Cuando abrió los ojos estaba sentada en un tronco a las orillas de un lago. En el centro había una pequeña isla en la que divisó a muchos niños jugando. Se puso de pie para verlos mejor y uno de los pequeños le hizo gestos para que se les uniera. Sin dudarlo un segundo, se arrojó al agua y empezó a nadar. De pronto, notó que no avanzaba ni un centímetro. Quiso tocar fondo, pero no sentía nada. Volvió la cabeza y la orilla había desaparecido y la pequeña isla se alejaba cada vez más. Ya sin fuerzas y vencida por el cansancio, los ojos se le cerraron lentamente. Mientras se hundía, escuchó los gritos de los niños:

― ¡Nada, mamá, nada! ¡Te estamos esperando para jugar contigo! ¡No te rindas! ¡Te falta poco! ¡Sigue nadando!
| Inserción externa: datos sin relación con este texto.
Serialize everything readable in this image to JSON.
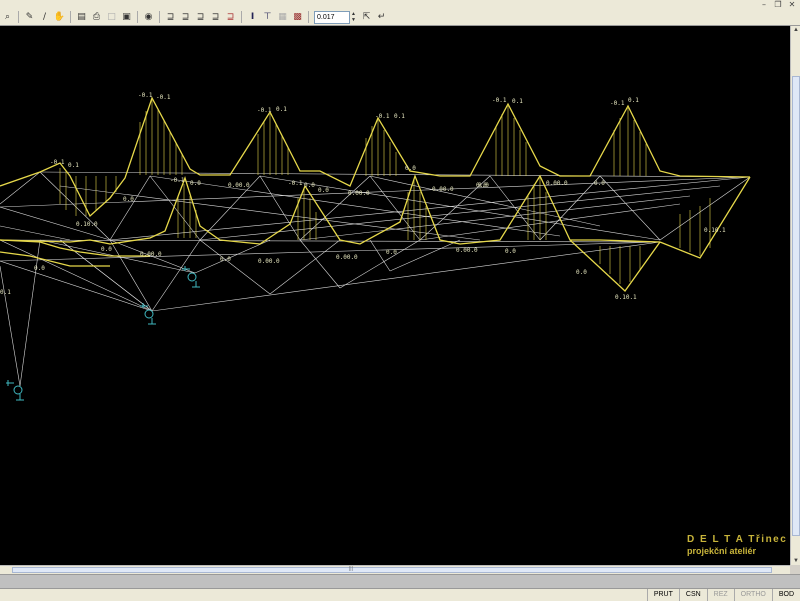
{
  "window": {
    "controls": [
      "–",
      "❐",
      "✕"
    ]
  },
  "toolbar": {
    "zoom_value": "0.017",
    "buttons": [
      "zoom-icon",
      "pencil-icon",
      "line-icon",
      "hand-icon",
      "print-icon",
      "printer-icon",
      "page-icon",
      "layers-icon",
      "view-icon",
      "section-1-icon",
      "section-2-icon",
      "section-3-icon",
      "section-4-icon",
      "section-5-icon",
      "beam-i-icon",
      "beam-t-icon",
      "grid-icon",
      "hatch-icon",
      "scale-icon",
      "pointer-icon"
    ]
  },
  "statusbar": {
    "cells": [
      {
        "label": "PRUT",
        "dim": false
      },
      {
        "label": "CSN",
        "dim": false
      },
      {
        "label": "REZ",
        "dim": true
      },
      {
        "label": "ORTHO",
        "dim": true
      },
      {
        "label": "BOD",
        "dim": false
      }
    ]
  },
  "brand": {
    "line1": "D E L T A  Třinec",
    "line2": "projekční ateliér"
  },
  "colors": {
    "canvas": "#000000",
    "members": "#d8d8d8",
    "diagram": "#e6d84a",
    "supports": "#3fb8c0",
    "brand": "#c8b43a"
  },
  "diagram_labels": {
    "peak_1": "-0.1",
    "peak_1b": "-0.1",
    "peak_2": "-0.1",
    "peak_2b": "0.1",
    "peak_3": "-0.1",
    "peak_3b": "0.1",
    "peak_4": "-0.1",
    "peak_4b": "0.1",
    "peak_5": "-0.1",
    "peak_5b": "0.1",
    "left_top": "-0.1",
    "left_top_b": "0.1",
    "mid_1": "-0.1",
    "mid_1b": "0.0",
    "mid_2": "-0.1",
    "mid_2b": "0.0",
    "mid_3": "0.0",
    "upper_val_1": "0.00.0",
    "upper_val_2": "0.00.0",
    "upper_val_3": "0.00.0",
    "upper_val_4": "0.0",
    "upper_val_5": "0.00.0",
    "upper_val_6": "0.0",
    "upper_val_7": "0.0",
    "left_mid": "0.10.0",
    "lower_val_1": "0.0",
    "lower_val_2": "0.00.0",
    "lower_val_3": "0.0",
    "lower_val_4": "0.00.0",
    "lower_val_5": "0.0",
    "lower_val_6": "0.00.0",
    "lower_val_7": "0.0",
    "lower_val_8": "0.0",
    "right_1": "0.10.1",
    "right_2": "0.10.1",
    "right_3": "0.0",
    "left_edge_1": "0.0",
    "left_edge_2": "0.1",
    "x_0": "0.0"
  }
}
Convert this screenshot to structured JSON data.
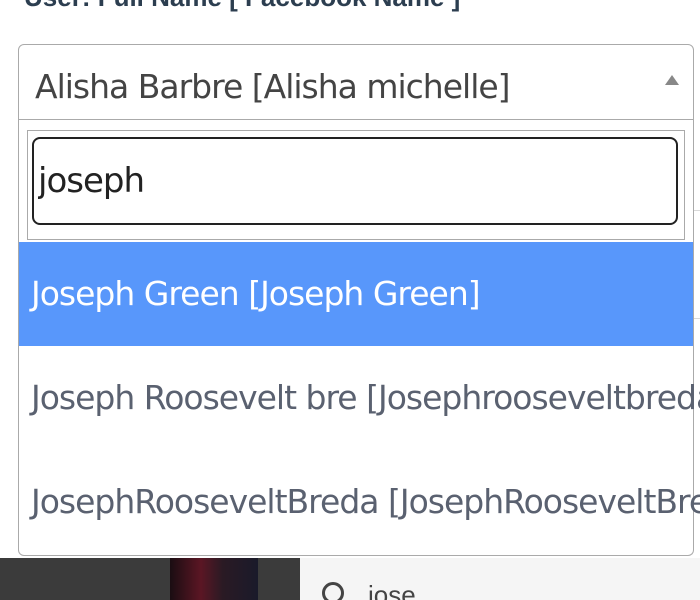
{
  "form": {
    "field_label": "User: Full Name [ Facebook Name ]"
  },
  "select": {
    "selected_value": "Alisha Barbre [Alisha michelle]",
    "arrow_icon": "caret-up-icon"
  },
  "dropdown": {
    "search_value": "joseph",
    "options": [
      {
        "label": "Joseph Green [Joseph Green]",
        "highlighted": true
      },
      {
        "label": "Joseph Roosevelt bre [Josephrooseveltbreda]",
        "highlighted": false
      },
      {
        "label": "JosephRooseveltBreda [JosephRooseveltBreda]",
        "highlighted": false
      }
    ]
  },
  "footer": {
    "search_text": "jose",
    "search_icon": "search-icon"
  },
  "colors": {
    "highlight": "#5897fb",
    "border": "#aaaaaa",
    "label": "#2c3e50",
    "footer_dark": "#3b3b3b"
  }
}
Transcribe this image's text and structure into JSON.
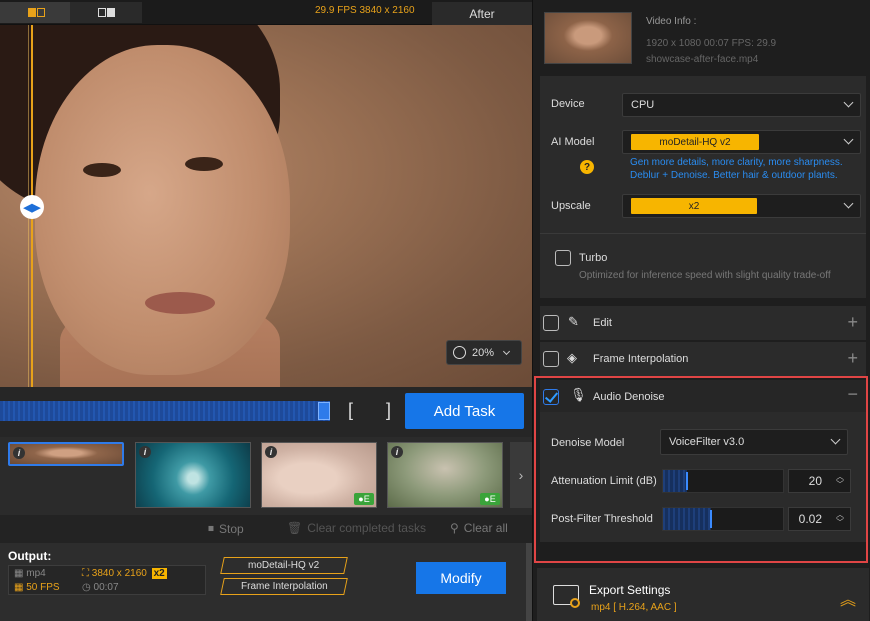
{
  "topbar": {
    "fps_resolution": "29.9 FPS  3840 x 2160",
    "after_label": "After"
  },
  "preview": {
    "zoom_value": "20%"
  },
  "timeline": {
    "add_task_label": "Add Task",
    "brackets": "[ ]"
  },
  "thumbnails": [
    {
      "info": "i",
      "badge": ""
    },
    {
      "info": "i",
      "badge": ""
    },
    {
      "info": "i",
      "badge": "E"
    },
    {
      "info": "i",
      "badge": "E"
    }
  ],
  "task_controls": {
    "stop": "Stop",
    "clear_completed": "Clear completed tasks",
    "clear_all": "Clear all"
  },
  "output": {
    "title": "Output:",
    "format": "mp4",
    "resolution": "3840 x 2160",
    "scale_badge": "x2",
    "fps": "50 FPS",
    "duration": "00:07",
    "chip_model": "moDetail-HQ  v2",
    "chip_interp": "Frame Interpolation",
    "modify_label": "Modify"
  },
  "video_info": {
    "title": "Video Info :",
    "meta": "1920 x 1080  00:07    FPS: 29.9",
    "filename": "showcase-after-face.mp4"
  },
  "settings": {
    "device_label": "Device",
    "device_value": "CPU",
    "model_label": "AI Model",
    "model_value": "moDetail-HQ  v2",
    "model_desc_1": "Gen more details, more clarity, more sharpness.",
    "model_desc_2": "Deblur + Denoise. Better hair & outdoor plants.",
    "help": "?",
    "upscale_label": "Upscale",
    "upscale_value": "x2",
    "turbo_label": "Turbo",
    "turbo_desc": "Optimized for inference speed with slight quality trade-off"
  },
  "sections": {
    "edit": "Edit",
    "frame_interp": "Frame Interpolation",
    "audio_denoise": "Audio Denoise"
  },
  "denoise": {
    "model_label": "Denoise Model",
    "model_value": "VoiceFilter v3.0",
    "atten_label": "Attenuation Limit (dB)",
    "atten_value": "20",
    "atten_level": 0.2,
    "post_label": "Post-Filter Threshold",
    "post_value": "0.02",
    "post_level": 0.4
  },
  "export": {
    "title": "Export Settings",
    "sub": "mp4 [ H.264, AAC ]"
  },
  "colors": {
    "accent_blue": "#1676e8",
    "accent_orange": "#e8a21a",
    "highlight_red": "#e04545"
  }
}
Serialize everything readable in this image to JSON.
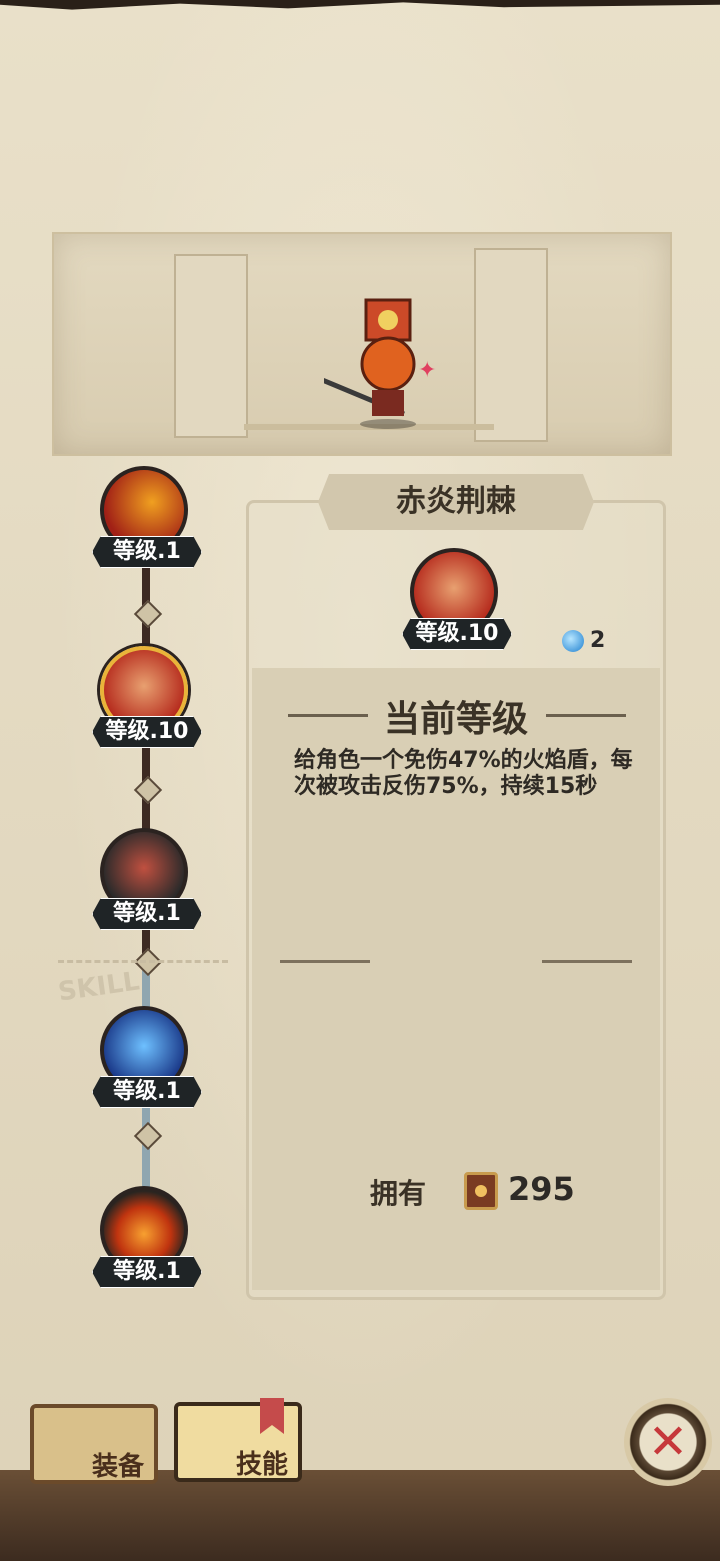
{
  "skill_title": "赤炎荆棘",
  "tree": [
    {
      "level": "等级.1",
      "active": false,
      "icon": "beam-skill-icon",
      "colors": [
        "#a12016",
        "#f0a020"
      ]
    },
    {
      "level": "等级.10",
      "active": true,
      "icon": "fire-shield-skill-icon",
      "colors": [
        "#b62c1e",
        "#e8a070"
      ]
    },
    {
      "level": "等级.1",
      "active": false,
      "icon": "axe-skill-icon",
      "colors": [
        "#8b1e1a",
        "#2a2a2a"
      ]
    },
    {
      "level": "等级.1",
      "active": false,
      "icon": "ice-skill-icon",
      "colors": [
        "#1b3a8a",
        "#6ec0ff"
      ]
    },
    {
      "level": "等级.1",
      "active": false,
      "icon": "flame-skill-icon",
      "colors": [
        "#c0340f",
        "#f7a030"
      ]
    }
  ],
  "detail": {
    "level": "等级.10",
    "mana_cost": "2",
    "section_title": "当前等级",
    "description": "给角色一个免伤47%的火焰盾，每次被攻击反伤75%，持续15秒",
    "own_label": "拥有",
    "own_count": "295"
  },
  "watermark": "SKILL",
  "tabs": {
    "equipment": "装备",
    "skills": "技能"
  },
  "close_label": "✕"
}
Ya no pudo escuchar más, porque el agua tapó sus oídos, vio todo oscuro, sintió mucho frío, su cuerpo no respondía a sus esfuerzos y se posó suavemente en las algas del fondo.

La tierra se resquebrajaba vencida por el castigo que le propinaban los golpes del sol. Tres días pasaron cuando todos sus hijos llegaron en grupo; iba a ser una visita sorpresa. Avanzaron por el zaguán hasta el patio de atrás, un olor nauseabundo y el mal augurio inundaron el ambiente. Al llegar, encontraron el cuerpo de la anciana en estado de putrefacción. Sobre uno de los pies, estaba la cabeza del perro, las larvas de moscas los devoraban y las hormigas rojas recorrían los cadáveres formando pequeñas hileras en cada abertura de la carne descompuesta.